Some protesters appeared to target security forces. Three people linked to the Basij, a volunteer force under the Guard, were killed in clashes in the cities of Shiraz, Tabriz and Mashhad, semi-official media said, with officials saying at least nine were killed on both sides.

In Mashhad, the state-run IRNA agency reported that a policeman was hospitalized with severe burns after protesters tried to set him on fire.

Independent UN experts said they counted at least eight people killed in the clashes, including a woman and a 16-year-old boy, with dozens more wounded and arrested.

The conflict left a trail of destruction. In Mazandaran province along the Caspian Sea coast, angry mobs damaged or set fire to more than 40 government properties and injured 76 security officials, Deputy Governor Ruhullah Solgi said Thursday.

As the protests spread, authorities shut down the internet in parts of the country, with NetBlocks, a London-based group that monitors internet access, describing the restrictions as the most severe since mass protests in November 2019.

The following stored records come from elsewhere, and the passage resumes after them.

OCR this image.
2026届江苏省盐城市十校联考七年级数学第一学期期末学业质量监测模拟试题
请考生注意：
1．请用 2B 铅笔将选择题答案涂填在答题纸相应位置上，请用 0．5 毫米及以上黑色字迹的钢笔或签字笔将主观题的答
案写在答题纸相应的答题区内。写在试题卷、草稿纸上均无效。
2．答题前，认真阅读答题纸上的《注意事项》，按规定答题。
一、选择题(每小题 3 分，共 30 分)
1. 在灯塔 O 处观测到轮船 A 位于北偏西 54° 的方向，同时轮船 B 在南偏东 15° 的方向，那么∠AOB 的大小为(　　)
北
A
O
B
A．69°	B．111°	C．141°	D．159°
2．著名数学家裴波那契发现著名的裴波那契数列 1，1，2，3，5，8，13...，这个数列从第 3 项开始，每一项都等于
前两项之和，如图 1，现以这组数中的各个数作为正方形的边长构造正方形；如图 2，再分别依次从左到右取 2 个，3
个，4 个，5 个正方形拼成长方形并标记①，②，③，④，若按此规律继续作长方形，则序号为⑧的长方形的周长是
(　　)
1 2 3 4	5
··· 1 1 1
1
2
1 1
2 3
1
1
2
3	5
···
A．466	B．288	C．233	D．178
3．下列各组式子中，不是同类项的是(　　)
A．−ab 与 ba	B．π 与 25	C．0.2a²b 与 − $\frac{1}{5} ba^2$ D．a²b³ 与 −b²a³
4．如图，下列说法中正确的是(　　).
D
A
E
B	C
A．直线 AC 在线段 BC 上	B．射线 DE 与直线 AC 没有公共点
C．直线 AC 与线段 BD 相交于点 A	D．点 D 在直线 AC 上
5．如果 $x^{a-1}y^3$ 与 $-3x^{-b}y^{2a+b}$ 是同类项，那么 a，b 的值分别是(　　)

Iran has been grappling with waves of protests in the recent past, largely due to a chronic economic crisis caused by Western sanctions linked to its nuclear program. Iranians also blame government corruption and mismanagement as prices of basic goods rise, the currency depreciates and unemployment remains high.

The Biden administration and European allies have been working to revive the 2015 Iran nuclear deal, in which Iran halted its nuclear program in exchange for sanctions relief, but talks have stalled for months.